Thursday, July 7, 2011

Women Should Be Paid Less Because of Monthly Periods

Just when you think all the dinosaurs have gone extinct (or at least have learned to keep their thoughts to themselves), one of them forgets that it's the 21st century and makes a blatantly sexist statement.

Alasdair Thompson, the CEO of New Zealand's Employers and Manufacturers Association (EMA), said in a debate on gender and equality that women should be paid less because of their "monthly sick time".  He stated that women take more sick leave than men, a difference he attributed to women's monthly periods (and having babies). He was attempting to explain why women are paid, on average, 12% less than men.  Thompson walked out on two interviews when asked about his "monthly sickness" statement and where were his statistics about women's sick leave.  Thompson later said in an interview that he was sorry if what he said upset anyone, but that it was true.

Government officials did not agree with him.  Some reactions:

"To have someone with those sort of neanderthal views head of a major employers' association undermines the credibility of the whole organisation."

"At least some of the true attitudes that employers hold are coming out, but they are pretty shocking and utterly sexist." 

"His ideas are 19th century."

"These are the people that are providing hundreds of hours advising business in New Zealand... He's spreading it. He's creating the space for these ideas to take root."

"He's saying we're not entitled to equal pay because women are women - because we have the capacity to give birth and have children. He's in a leadership role and it's pretty much rubbish. It shows worrying prejudice.

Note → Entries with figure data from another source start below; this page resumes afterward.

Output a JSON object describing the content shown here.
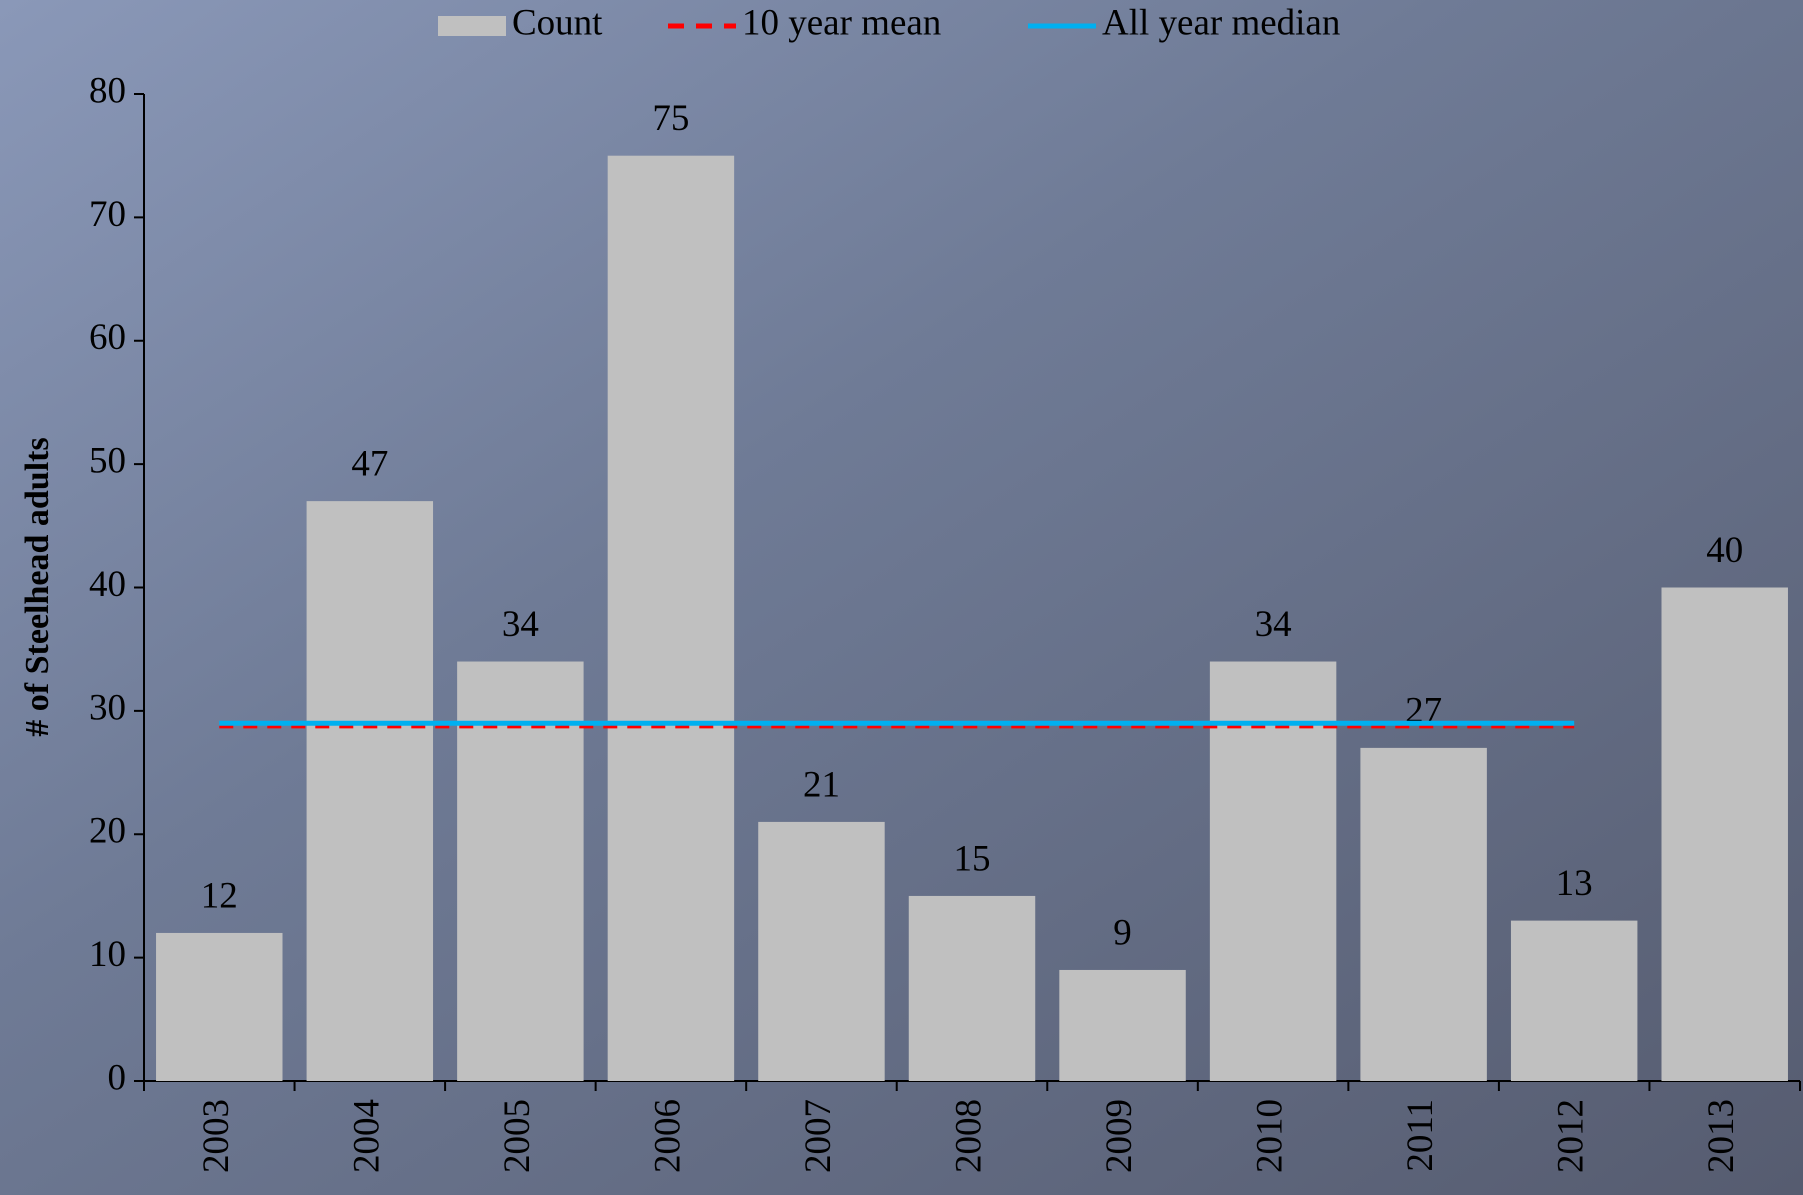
{
  "chart_data": {
    "type": "bar",
    "ylabel": "# of Steelhead adults",
    "categories": [
      "2003",
      "2004",
      "2005",
      "2006",
      "2007",
      "2008",
      "2009",
      "2010",
      "2011",
      "2012",
      "2013"
    ],
    "series": [
      {
        "name": "Count",
        "type": "bar",
        "color": "#c0c0c0",
        "values": [
          12,
          47,
          34,
          75,
          21,
          15,
          9,
          34,
          27,
          13,
          40
        ]
      },
      {
        "name": "10 year mean",
        "type": "line",
        "dashed": true,
        "color": "#ff0000",
        "values": [
          28.7,
          28.7,
          28.7,
          28.7,
          28.7,
          28.7,
          28.7,
          28.7,
          28.7,
          28.7,
          null
        ]
      },
      {
        "name": "All year median",
        "type": "line",
        "color": "#00b0f0",
        "values": [
          29,
          29,
          29,
          29,
          29,
          29,
          29,
          29,
          29,
          29,
          null
        ]
      }
    ],
    "ylim": [
      0,
      80
    ],
    "yticks": [
      0,
      10,
      20,
      30,
      40,
      50,
      60,
      70,
      80
    ],
    "grid": false,
    "legend": "top"
  }
}
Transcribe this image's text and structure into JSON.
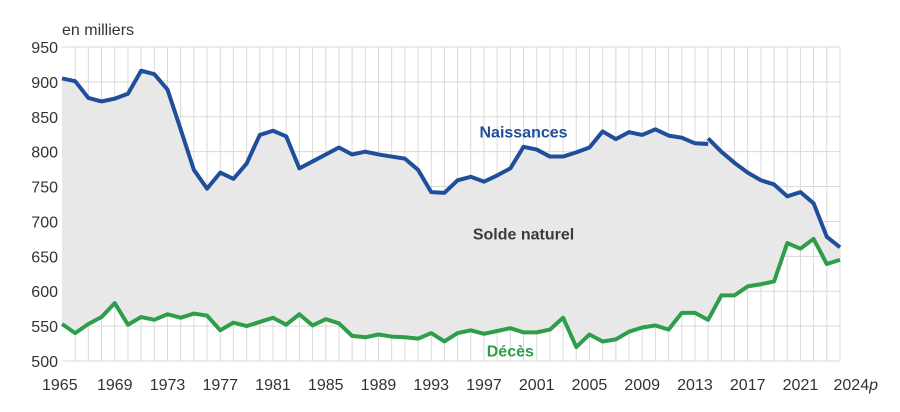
{
  "chart_data": {
    "type": "line",
    "unit_label": "en milliers",
    "ylim": [
      500,
      950
    ],
    "y_ticks": [
      500,
      550,
      600,
      650,
      700,
      750,
      800,
      850,
      900,
      950
    ],
    "x_range": [
      1965,
      2024
    ],
    "x_ticks": [
      {
        "value": 1965,
        "label": "1965",
        "provisional": false
      },
      {
        "value": 1969,
        "label": "1969",
        "provisional": false
      },
      {
        "value": 1973,
        "label": "1973",
        "provisional": false
      },
      {
        "value": 1977,
        "label": "1977",
        "provisional": false
      },
      {
        "value": 1981,
        "label": "1981",
        "provisional": false
      },
      {
        "value": 1985,
        "label": "1985",
        "provisional": false
      },
      {
        "value": 1989,
        "label": "1989",
        "provisional": false
      },
      {
        "value": 1993,
        "label": "1993",
        "provisional": false
      },
      {
        "value": 1997,
        "label": "1997",
        "provisional": false
      },
      {
        "value": 2001,
        "label": "2001",
        "provisional": false
      },
      {
        "value": 2005,
        "label": "2005",
        "provisional": false
      },
      {
        "value": 2009,
        "label": "2009",
        "provisional": false
      },
      {
        "value": 2013,
        "label": "2013",
        "provisional": false
      },
      {
        "value": 2017,
        "label": "2017",
        "provisional": false
      },
      {
        "value": 2021,
        "label": "2021",
        "provisional": false
      },
      {
        "value": 2024,
        "label": "2024",
        "provisional": true
      }
    ],
    "provisional_marker": "p",
    "grid": true,
    "area_label": "Solde naturel",
    "area_color": "#e8e8e8",
    "series": [
      {
        "name": "Naissances",
        "color": "#1f4e9a",
        "segments": [
          {
            "x": [
              1965,
              1966,
              1967,
              1968,
              1969,
              1970,
              1971,
              1972,
              1973,
              1974,
              1975,
              1976,
              1977,
              1978,
              1979,
              1980,
              1981,
              1982,
              1983,
              1984,
              1985,
              1986,
              1987,
              1988,
              1989,
              1990,
              1991,
              1992,
              1993,
              1994,
              1995,
              1996,
              1997,
              1998,
              1999,
              2000,
              2001,
              2002,
              2003,
              2004,
              2005,
              2006,
              2007,
              2008,
              2009,
              2010,
              2011,
              2012,
              2013,
              2014
            ],
            "y": [
              905,
              901,
              877,
              872,
              876,
              883,
              916,
              911,
              889,
              832,
              774,
              747,
              770,
              761,
              783,
              824,
              830,
              822,
              776,
              786,
              796,
              806,
              796,
              800,
              796,
              793,
              790,
              774,
              742,
              741,
              759,
              764,
              757,
              766,
              776,
              807,
              803,
              793,
              793,
              799,
              806,
              829,
              818,
              828,
              824,
              832,
              823,
              820,
              812,
              811
            ]
          },
          {
            "x": [
              2014,
              2015,
              2016,
              2017,
              2018,
              2019,
              2020,
              2021,
              2022,
              2023,
              2024
            ],
            "y": [
              819,
              800,
              784,
              770,
              759,
              753,
              736,
              742,
              726,
              678,
              663
            ]
          }
        ]
      },
      {
        "name": "Décès",
        "color": "#2e9e4a",
        "segments": [
          {
            "x": [
              1965,
              1966,
              1967,
              1968,
              1969,
              1970,
              1971,
              1972,
              1973,
              1974,
              1975,
              1976,
              1977,
              1978,
              1979,
              1980,
              1981,
              1982,
              1983,
              1984,
              1985,
              1986,
              1987,
              1988,
              1989,
              1990,
              1991,
              1992,
              1993,
              1994,
              1995,
              1996,
              1997,
              1998,
              1999,
              2000,
              2001,
              2002,
              2003,
              2004,
              2005,
              2006,
              2007,
              2008,
              2009,
              2010,
              2011,
              2012,
              2013,
              2014,
              2015,
              2016,
              2017,
              2018,
              2019,
              2020,
              2021,
              2022,
              2023,
              2024
            ],
            "y": [
              553,
              540,
              553,
              563,
              583,
              552,
              563,
              559,
              567,
              562,
              568,
              565,
              544,
              555,
              550,
              556,
              562,
              552,
              567,
              551,
              560,
              554,
              536,
              534,
              538,
              535,
              534,
              532,
              540,
              528,
              540,
              544,
              539,
              543,
              547,
              541,
              541,
              545,
              562,
              520,
              538,
              528,
              531,
              542,
              548,
              551,
              545,
              569,
              569,
              559,
              594,
              594,
              607,
              610,
              614,
              669,
              661,
              675,
              639,
              645
            ]
          }
        ]
      }
    ],
    "annotations": [
      {
        "text": "Naissances",
        "color": "#1f4e9a",
        "x": 2000,
        "y": 829
      },
      {
        "text": "Solde naturel",
        "color": "#3c3c3c",
        "x": 2000,
        "y": 683
      },
      {
        "text": "Décès",
        "color": "#2e9e4a",
        "x": 1999,
        "y": 515
      }
    ]
  }
}
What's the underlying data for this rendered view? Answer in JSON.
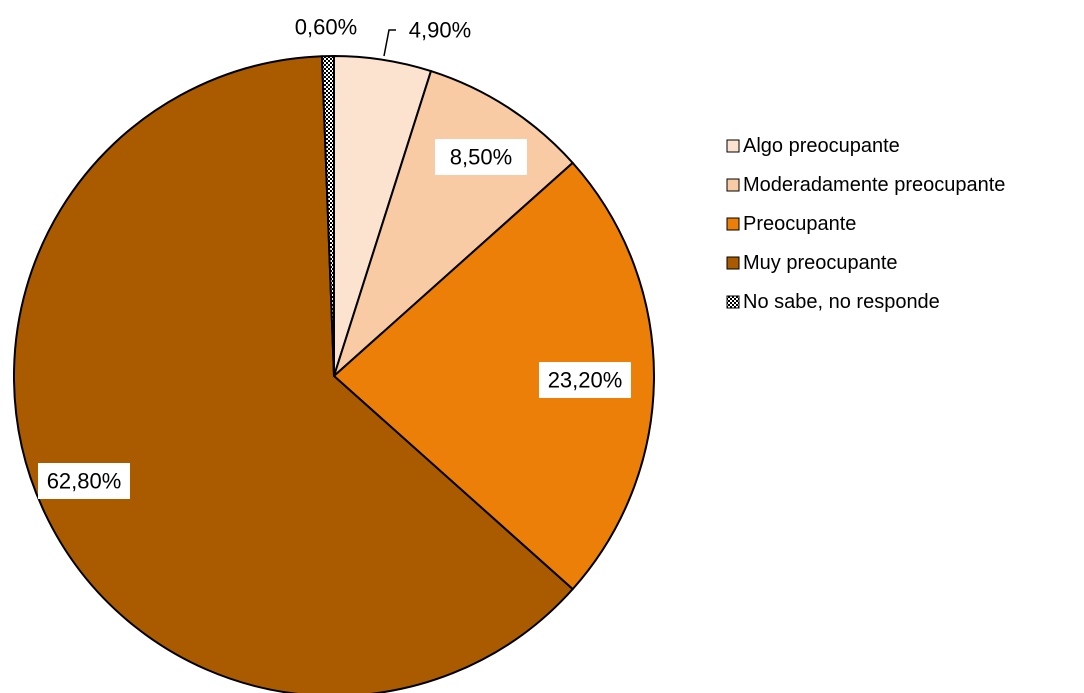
{
  "chart_data": {
    "type": "pie",
    "title": "",
    "legend_position": "right",
    "slices": [
      {
        "name": "Algo preocupante",
        "value": 4.9,
        "label": "4,90%",
        "color": "#FBE3CF"
      },
      {
        "name": "Moderadamente preocupante",
        "value": 8.5,
        "label": "8,50%",
        "color": "#F9CBA4"
      },
      {
        "name": "Preocupante",
        "value": 23.2,
        "label": "23,20%",
        "color": "#EB7F07"
      },
      {
        "name": "Muy preocupante",
        "value": 62.8,
        "label": "62,80%",
        "color": "#AA5B00"
      },
      {
        "name": "No sabe, no responde",
        "value": 0.6,
        "label": "0,60%",
        "color": "#FFFFFF",
        "pattern": "checker"
      }
    ]
  }
}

It's actually illegal to discriminate against women."

"Alasdair Thompson needs to get with the programme."

A firestorm ensued, ending with Thompson getting the sack.  Other repercussions include Air New Zealand cancelling its membership in the EMA.

It's ironic that I've been recently posting about gender bias in the workplace.  This incident highlights the point I made about a bias that someone keeps hidden or that may not be recognized by the perpetrator as a bias until they are called on it.  At some point Thompson said (and I'm paraphrasing) that he realized that what he said was sexist, but he wasn't a sexist.  Hmmm. 

I personally know some men who sound exactly like Thompson.  If you asked them if they support equal pay for women or if they believe women are as capable as men in science, they would vociferously respond in the affirmative.  However, they periodically let slip a comment that reveals gender bias, but they clearly don't recognize it as such (or don't realize that their words reveal their bias).  They defend themselves by insisting that they're just stating the facts...that it has nothing to do with bias.  This is what Thompson tried to do.  This is a guy who says he is all for gender equality and equal pay for women, but who either doesn't "get it" or is flat lying.